In recent times, Indian policymakers have been in a regulatory overdrive to empower small investors to stand up for their rights. The Securities Exchange Board of India (SEBI) has forced listed companies to reduce promoter stakes and broadbase public shareholding. The new Companies Act allows minority shareholders to initiate class-action suits and vote out corporate actions inimical to their interests. But empowering investors is only half the battle. For it to translate into better governance at India Inc, public shareholders and the domestic institutions which represent them should be willing to speak up, when companies infringe their rights. So far, there is precious little happening on this front.
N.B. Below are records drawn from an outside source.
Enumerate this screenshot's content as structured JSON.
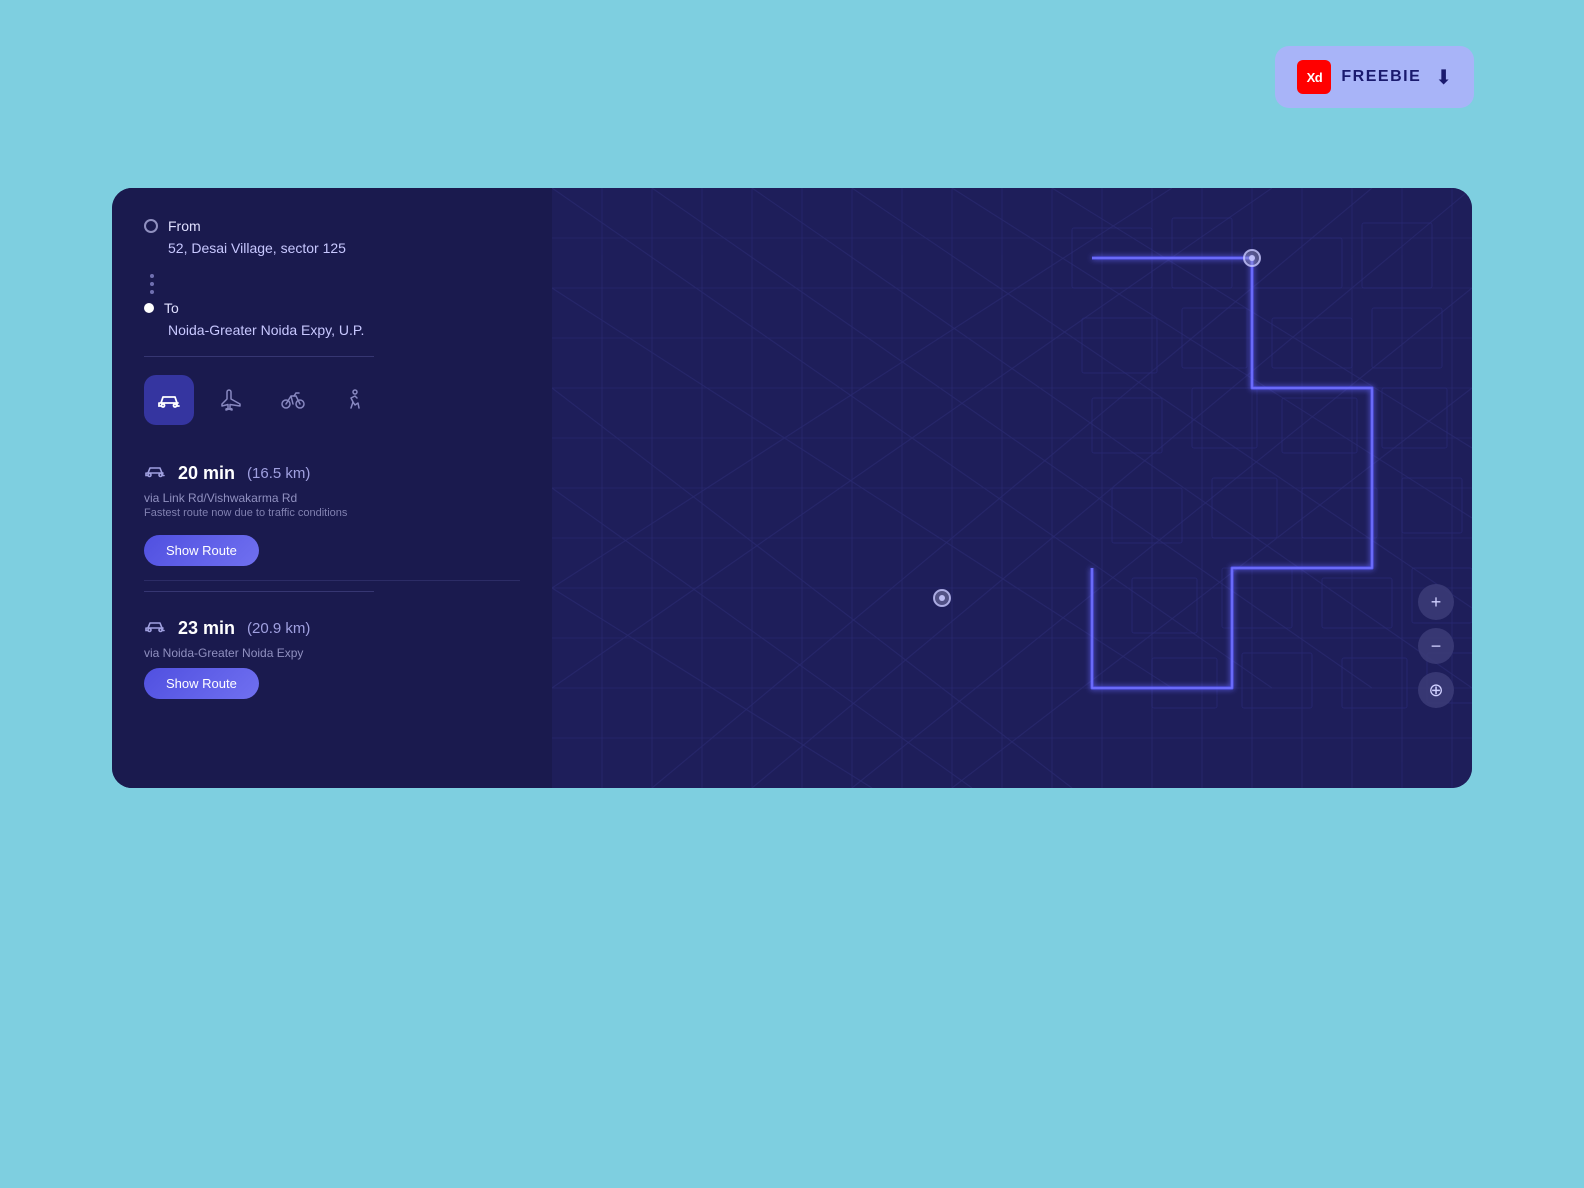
{
  "freebie": {
    "xd_label": "Xd",
    "label": "FREEBIE",
    "download_icon": "⬇"
  },
  "map_card": {
    "from": {
      "label": "From",
      "address": "52, Desai Village, sector 125"
    },
    "to": {
      "label": "To",
      "address": "Noida-Greater Noida Expy, U.P."
    },
    "transport_modes": [
      {
        "key": "car",
        "icon": "🚗",
        "active": true,
        "label": "Car"
      },
      {
        "key": "flight",
        "icon": "✈",
        "active": false,
        "label": "Flight"
      },
      {
        "key": "bike",
        "icon": "🚲",
        "active": false,
        "label": "Bike"
      },
      {
        "key": "walk",
        "icon": "🚶",
        "active": false,
        "label": "Walk"
      }
    ],
    "routes": [
      {
        "time": "20 min",
        "distance": "(16.5 km)",
        "via": "via Link Rd/Vishwakarma Rd",
        "note": "Fastest route now due to traffic conditions",
        "btn_label": "Show Route"
      },
      {
        "time": "23 min",
        "distance": "(20.9 km)",
        "via": "via Noida-Greater Noida Expy",
        "note": "",
        "btn_label": "Show Route"
      }
    ]
  },
  "map_controls": {
    "zoom_in": "+",
    "zoom_out": "−",
    "locate": "⊕"
  }
}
A recent Business Line analysis showed that a majority of public shareholders simply did not vote in 15 major corporate decisions that called for ballots in the last two years. Shareholder participation was abysmally low even in cases of contentious corporate moves, such as Wipro’s move to de-merge and delist its thriving consumer business or Ambuja Cements’ proposal to use up its cash coffers to buy out its parent’s stake in a group company. Only a tenth of the individual shareholders participated in both ballots. SEBI has tried to remedy this by making voting a less cumbersome process. Thus the top 500 companies have been mandated to offer electronic voting facilities to their investors. But this hasn’t materially changed voting patterns in the last two years. Given that you can only take a horse to water but can’t make it drink, there is probably very little else that policymakers can do to shake small investors out of their apathy.

But one area in which regulators can do more, is in forcing domestic institutions, such as mutual funds and insurance companies, to take a more active interest in the governance of companies they invest in. In 2010, SEBI made it mandatory for mutual funds to disclose their voting policies with respect to their investee companies. However, these disclosures have only served to show how little interest funds actually take in their portfolio companies. Research by proxy advisory firm Ingovern shows that mutual funds abstained from voting in 51.5 per cent of the cases and voted with the management in 47 per cent; only in 1.5 per cent of the cases did they vote against the management. While mutual funds prefer to play it safe, domestic insurance companies don’t even speak up on governance issues; they also make no disclosures of their voting policies. Even in the recent furore over Maruti’s related party deal, Life Insurance Corporation, the largest domestic investor in the firm, never made its position public, choosing to take up the issue ‘separately’ with the management. If institutions acted as good role models, small investors may be encouraged to stand up for their rights.